The Puzzle of the Hedda Stone.

The evening of May 11th the last monthly meeting before the three annual Summer visits was a particularly wet evening but, despite the weather, the meeting was well attended. We welcomed some guests from the Cathedral congregation to the meeting. 

The evening’s speakers were Dr Jackie Hall, the Peterborough Cathedral archaeologist and Teresa Porciani who is in her final year of her PhD at the University of Leicester, studying Figural Sculpture dating between s 700-800AD. The topic for the evening was The Hedda Stone.

The Hedda Stone is unique. The best preserved and largest Anglo-Saxon sculpture in the Country. Today it can be found in the Apse Chapel of Peterborough Cathedral. The stone was thought to have been carved somewhere between the late 9th and early 10th century. It’s a house-shaped, solid block of Barnack stone, a known Reliquary shape, carved on all sides. The front and back depict twelve saints with halos, six on each side. The pointed roof and the ends have symbols and beasts carved into it. Researching the stone, Teresa Porciani has managed to identify some of the Saints, but the more she researches the more questions the stone throws up. 

Dr Jackie Hall spoke of the known history of the stone, The legend of the stone first appeared in a late 14th-century chronicle written by the Abbot of Croyland (or Crowland). It was thought to be carved to commemorate the destruction of the Abbey at Medehamstede (later known as Peterborough)and the slaughter of eighty-four monks and the Abbot Hedda of Medehamstede by the Danes in around 870 AD. 

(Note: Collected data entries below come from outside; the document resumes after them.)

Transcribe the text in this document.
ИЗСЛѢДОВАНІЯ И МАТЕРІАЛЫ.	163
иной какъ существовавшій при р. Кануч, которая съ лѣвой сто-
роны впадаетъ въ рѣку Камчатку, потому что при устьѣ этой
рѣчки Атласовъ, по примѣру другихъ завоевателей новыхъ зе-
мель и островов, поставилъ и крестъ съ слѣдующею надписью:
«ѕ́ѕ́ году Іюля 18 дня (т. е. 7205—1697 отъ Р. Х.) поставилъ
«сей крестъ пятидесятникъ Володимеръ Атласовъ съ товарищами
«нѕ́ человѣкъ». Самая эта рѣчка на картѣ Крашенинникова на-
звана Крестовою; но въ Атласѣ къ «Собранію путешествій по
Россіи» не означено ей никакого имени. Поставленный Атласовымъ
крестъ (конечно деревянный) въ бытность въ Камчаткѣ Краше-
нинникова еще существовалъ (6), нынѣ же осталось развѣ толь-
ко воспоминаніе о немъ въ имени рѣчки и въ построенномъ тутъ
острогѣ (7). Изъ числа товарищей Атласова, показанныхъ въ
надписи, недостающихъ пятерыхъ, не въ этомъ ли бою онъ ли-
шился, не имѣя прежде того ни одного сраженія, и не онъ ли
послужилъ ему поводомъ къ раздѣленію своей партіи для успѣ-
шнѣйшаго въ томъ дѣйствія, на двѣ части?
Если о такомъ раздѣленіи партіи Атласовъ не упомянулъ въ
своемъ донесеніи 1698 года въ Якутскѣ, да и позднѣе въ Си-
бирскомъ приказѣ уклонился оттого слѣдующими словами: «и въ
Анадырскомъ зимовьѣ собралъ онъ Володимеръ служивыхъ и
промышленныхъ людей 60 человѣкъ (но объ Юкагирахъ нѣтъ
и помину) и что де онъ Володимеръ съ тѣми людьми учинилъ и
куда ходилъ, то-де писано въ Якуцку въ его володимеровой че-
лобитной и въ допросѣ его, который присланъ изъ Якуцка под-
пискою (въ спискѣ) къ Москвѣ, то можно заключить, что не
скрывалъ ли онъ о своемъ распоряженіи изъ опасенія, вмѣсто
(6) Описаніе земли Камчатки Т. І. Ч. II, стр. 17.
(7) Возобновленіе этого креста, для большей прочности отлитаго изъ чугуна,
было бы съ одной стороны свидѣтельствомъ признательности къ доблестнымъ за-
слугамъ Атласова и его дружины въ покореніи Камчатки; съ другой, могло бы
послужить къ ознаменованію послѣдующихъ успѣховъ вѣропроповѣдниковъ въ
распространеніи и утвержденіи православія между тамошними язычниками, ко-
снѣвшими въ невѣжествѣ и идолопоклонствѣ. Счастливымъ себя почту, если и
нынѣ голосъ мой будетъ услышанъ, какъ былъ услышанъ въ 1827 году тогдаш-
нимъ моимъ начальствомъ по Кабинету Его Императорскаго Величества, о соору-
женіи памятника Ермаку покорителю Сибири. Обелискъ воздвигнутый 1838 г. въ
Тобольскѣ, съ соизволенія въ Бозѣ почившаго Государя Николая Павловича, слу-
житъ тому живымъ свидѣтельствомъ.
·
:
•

Dr Hall continued to relate the known history of the stoned and its position and condition over the following centuries. It was first located on the South side of the Cathedral grounds but subjected to the weather and the attention of the vandal in the subsequence years it was decided In 1714 that the stone would be moved into the Library of the Cathedral and later in 2018 to its present position in the Apse Chapel, behind the High Alter of the Cathedral.

The Peterborough History Society would like to thank Dr Hall and Ms Porciani for their illustrated and informative talk about what is known through in-depth research of this unique Anglo-Saxon stone.

Hedda Stone after being in the Cathedral Library painted to represent marble. Image courtesy of the V&A
The Hedda Stone as it is now. Once known as the Monks Stone. Now cleaned of black marble-style paint.